Communication by mail and exchanging documents is also prohibitively difficult, according to the complaint, both because of the remote locations of many of the facilities and because facility personnel delay mail deliveries. Attorneys for legal services organizations have reported that lawyers — as well as immigrants representing themselves — have missed filing deadlines for cases because of severe delays in the mail system, according to the complaint.

Obstacles to attorney-client communication also ensure that many immigrants in detention facilities never even retain a lawyer in the first place, according to the complaint. Due to lack of secure and reliably available phone calls, faxes or videoconferencing, attorneys must travel multiple hours each way to deal with issues that could be handled remotely, significantly increasing their burdens, limiting the case load they can take on, and causing detainees to be kept in facilities longer than necessary. For RAICES, which represents clients detained at Laredo, access to the facility is so difficult and burdensome that the organization has stopped taking on new clients, maintaining only a legal hotline, according to the complaint.

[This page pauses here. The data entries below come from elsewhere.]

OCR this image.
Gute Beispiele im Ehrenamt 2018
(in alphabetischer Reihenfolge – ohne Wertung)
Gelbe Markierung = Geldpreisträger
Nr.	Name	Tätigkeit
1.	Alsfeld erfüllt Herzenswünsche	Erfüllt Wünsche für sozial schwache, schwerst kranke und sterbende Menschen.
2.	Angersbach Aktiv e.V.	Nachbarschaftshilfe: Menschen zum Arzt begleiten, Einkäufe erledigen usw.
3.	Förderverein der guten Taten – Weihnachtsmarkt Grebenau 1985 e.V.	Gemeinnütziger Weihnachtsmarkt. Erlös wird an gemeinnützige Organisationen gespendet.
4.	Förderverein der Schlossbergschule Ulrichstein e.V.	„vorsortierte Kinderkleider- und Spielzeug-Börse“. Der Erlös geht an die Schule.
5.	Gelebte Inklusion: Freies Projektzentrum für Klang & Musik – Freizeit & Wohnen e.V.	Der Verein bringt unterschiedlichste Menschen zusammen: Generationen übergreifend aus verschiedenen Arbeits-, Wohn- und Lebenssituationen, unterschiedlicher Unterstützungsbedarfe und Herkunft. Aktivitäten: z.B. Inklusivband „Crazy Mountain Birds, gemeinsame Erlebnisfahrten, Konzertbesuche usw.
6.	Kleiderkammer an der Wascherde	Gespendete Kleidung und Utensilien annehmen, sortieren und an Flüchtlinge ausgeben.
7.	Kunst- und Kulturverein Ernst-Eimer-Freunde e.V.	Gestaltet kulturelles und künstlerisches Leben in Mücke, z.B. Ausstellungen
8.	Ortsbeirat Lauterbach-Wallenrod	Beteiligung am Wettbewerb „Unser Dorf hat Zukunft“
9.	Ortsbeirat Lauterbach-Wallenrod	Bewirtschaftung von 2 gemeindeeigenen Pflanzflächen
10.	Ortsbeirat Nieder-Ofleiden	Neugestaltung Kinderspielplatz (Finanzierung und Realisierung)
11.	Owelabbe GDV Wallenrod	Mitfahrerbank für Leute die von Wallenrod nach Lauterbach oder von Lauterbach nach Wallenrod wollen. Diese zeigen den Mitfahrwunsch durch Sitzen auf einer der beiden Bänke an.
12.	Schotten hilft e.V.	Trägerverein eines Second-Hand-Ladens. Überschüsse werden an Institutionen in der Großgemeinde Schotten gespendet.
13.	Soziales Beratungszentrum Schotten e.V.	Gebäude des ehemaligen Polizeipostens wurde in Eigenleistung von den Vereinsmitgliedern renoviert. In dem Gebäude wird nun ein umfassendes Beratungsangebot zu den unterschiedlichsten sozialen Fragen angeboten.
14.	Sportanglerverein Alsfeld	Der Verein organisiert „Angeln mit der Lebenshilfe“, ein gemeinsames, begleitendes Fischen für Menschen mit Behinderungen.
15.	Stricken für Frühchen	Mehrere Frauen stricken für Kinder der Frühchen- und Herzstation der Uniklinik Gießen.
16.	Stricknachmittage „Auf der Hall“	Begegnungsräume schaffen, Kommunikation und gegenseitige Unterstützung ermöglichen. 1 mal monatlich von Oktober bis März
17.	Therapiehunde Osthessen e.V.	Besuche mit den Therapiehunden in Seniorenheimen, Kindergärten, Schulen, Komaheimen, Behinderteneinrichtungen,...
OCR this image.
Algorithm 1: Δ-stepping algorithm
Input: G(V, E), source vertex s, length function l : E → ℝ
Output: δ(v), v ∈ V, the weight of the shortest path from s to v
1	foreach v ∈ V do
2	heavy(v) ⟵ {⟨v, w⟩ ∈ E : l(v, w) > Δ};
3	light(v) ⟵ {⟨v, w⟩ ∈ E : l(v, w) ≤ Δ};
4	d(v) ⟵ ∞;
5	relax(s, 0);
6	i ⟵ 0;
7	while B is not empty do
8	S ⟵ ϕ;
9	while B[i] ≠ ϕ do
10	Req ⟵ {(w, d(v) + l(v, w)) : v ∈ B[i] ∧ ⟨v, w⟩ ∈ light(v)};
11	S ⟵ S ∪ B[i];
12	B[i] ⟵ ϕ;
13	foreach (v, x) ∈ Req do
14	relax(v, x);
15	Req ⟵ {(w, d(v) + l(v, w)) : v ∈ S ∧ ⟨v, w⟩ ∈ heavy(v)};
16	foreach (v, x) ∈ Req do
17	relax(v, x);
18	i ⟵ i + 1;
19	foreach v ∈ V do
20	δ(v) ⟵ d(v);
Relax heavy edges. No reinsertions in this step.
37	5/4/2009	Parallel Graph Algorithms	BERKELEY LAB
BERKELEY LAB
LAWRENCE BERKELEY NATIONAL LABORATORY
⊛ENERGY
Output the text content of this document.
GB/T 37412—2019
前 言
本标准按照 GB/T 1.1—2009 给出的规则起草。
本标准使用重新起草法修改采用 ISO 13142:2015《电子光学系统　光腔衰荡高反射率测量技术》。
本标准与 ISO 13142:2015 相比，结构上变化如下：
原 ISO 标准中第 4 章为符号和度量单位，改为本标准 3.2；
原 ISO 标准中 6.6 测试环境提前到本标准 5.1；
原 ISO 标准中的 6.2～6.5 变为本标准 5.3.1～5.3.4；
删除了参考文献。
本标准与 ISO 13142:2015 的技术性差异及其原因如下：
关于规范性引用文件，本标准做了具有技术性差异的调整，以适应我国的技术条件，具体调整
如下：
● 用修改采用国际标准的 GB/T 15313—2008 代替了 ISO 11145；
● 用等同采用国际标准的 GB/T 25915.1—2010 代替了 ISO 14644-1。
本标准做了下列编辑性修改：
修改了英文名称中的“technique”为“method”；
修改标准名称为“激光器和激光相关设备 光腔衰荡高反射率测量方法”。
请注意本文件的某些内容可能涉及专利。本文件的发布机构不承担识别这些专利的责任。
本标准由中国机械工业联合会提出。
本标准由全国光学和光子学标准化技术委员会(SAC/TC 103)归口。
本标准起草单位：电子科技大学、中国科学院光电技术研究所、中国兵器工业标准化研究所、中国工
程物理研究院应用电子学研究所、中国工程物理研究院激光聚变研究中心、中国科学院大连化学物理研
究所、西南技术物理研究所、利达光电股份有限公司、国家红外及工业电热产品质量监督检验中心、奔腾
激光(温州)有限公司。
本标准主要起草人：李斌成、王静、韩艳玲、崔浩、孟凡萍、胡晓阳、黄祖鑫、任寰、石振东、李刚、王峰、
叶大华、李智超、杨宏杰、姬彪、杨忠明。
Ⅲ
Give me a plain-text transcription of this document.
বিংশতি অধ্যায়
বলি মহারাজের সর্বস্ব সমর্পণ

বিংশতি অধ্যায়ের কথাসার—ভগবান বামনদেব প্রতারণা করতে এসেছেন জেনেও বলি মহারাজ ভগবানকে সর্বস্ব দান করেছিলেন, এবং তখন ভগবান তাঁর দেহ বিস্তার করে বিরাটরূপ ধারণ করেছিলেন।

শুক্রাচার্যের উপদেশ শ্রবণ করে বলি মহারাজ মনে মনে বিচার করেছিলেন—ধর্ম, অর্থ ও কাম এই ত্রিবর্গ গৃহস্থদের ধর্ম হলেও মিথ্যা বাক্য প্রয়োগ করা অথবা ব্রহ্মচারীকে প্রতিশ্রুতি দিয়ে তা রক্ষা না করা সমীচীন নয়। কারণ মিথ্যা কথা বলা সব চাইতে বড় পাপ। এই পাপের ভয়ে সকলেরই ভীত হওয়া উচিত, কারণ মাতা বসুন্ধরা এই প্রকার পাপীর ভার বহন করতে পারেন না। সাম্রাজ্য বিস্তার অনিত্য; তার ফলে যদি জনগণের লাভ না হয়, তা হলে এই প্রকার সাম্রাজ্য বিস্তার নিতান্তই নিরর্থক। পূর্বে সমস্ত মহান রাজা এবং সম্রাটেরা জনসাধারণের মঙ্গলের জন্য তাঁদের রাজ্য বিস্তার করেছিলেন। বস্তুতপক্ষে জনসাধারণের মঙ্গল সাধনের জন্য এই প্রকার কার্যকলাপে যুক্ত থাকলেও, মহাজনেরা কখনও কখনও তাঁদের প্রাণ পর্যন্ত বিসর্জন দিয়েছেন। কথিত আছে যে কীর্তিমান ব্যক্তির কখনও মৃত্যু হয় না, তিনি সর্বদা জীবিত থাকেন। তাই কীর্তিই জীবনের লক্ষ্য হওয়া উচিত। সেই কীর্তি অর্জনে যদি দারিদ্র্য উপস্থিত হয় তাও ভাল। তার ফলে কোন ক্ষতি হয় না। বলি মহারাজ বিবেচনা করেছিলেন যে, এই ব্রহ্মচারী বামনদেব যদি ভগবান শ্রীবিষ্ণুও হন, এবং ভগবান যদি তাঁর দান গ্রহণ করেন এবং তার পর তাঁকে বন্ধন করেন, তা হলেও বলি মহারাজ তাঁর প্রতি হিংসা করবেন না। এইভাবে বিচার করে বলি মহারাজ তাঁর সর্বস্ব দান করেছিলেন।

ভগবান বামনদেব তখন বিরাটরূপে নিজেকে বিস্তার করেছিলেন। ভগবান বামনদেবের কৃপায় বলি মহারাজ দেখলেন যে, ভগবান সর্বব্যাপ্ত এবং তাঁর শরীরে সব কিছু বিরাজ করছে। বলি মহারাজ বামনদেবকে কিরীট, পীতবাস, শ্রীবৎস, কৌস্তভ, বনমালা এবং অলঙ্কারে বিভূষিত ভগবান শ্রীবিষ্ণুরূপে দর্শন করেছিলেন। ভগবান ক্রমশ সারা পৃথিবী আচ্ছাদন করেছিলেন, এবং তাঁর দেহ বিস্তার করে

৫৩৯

Immigrants in ICE detention facilities are seven times more likely to be released and over 10 times more likely to have a favorable outcome in their immigration case if they are represented by counsel, according to the ACLU.

The ACLU on Wednesday voluntarily dismissed its FOIA suit filed in September against Homeland Security over what it said was a complete lack of response to a FOIA request for records about the agency's compliance with obligations to facilitate detainees' access to legal services. The agency told Congress in a February report that it does not track compliance.

The ACLU dropped that suit because the information it sought to bring to light through its FOIA request will be included in discovery for the new case.

The legal services organizations are represented by Eunice Cho, Kyle Virgien, Aditi Shah, Arthur Spitzer, Jared G. Keenan, Vanessa Pineda, Katherine H. Blankenship, Daniel B. Tilley, Janine M. Lopez, Amien Kacou, Adriana Piñon, Bernardo Rafael Cruz and Kathryn Huddleston of the ACLU; Katherine Melloy Goettel, Emma Winger and Suchita Mathur of the American Immigration Council; Stacey J. Rappaport, Linda Dakin-Grimm, Andrew Lichtenberg, Joseph Kammerman, and Danielle Lee of Milbank LLP; and James A. Morsch, Katherine S. Barrett Wiik, Steven Appelbaum, Christie R. McGuinness and Margaret Nolan of Saul Ewing Ahrnstein & Lehr LLP.

Counsel information for the government was not available.

The case is Americans for Immigrant Justice et al. v. U.S. Department of Homeland Security et al., case number 1:22-cv-03118, in the U.S. District Court for the District of Columbia.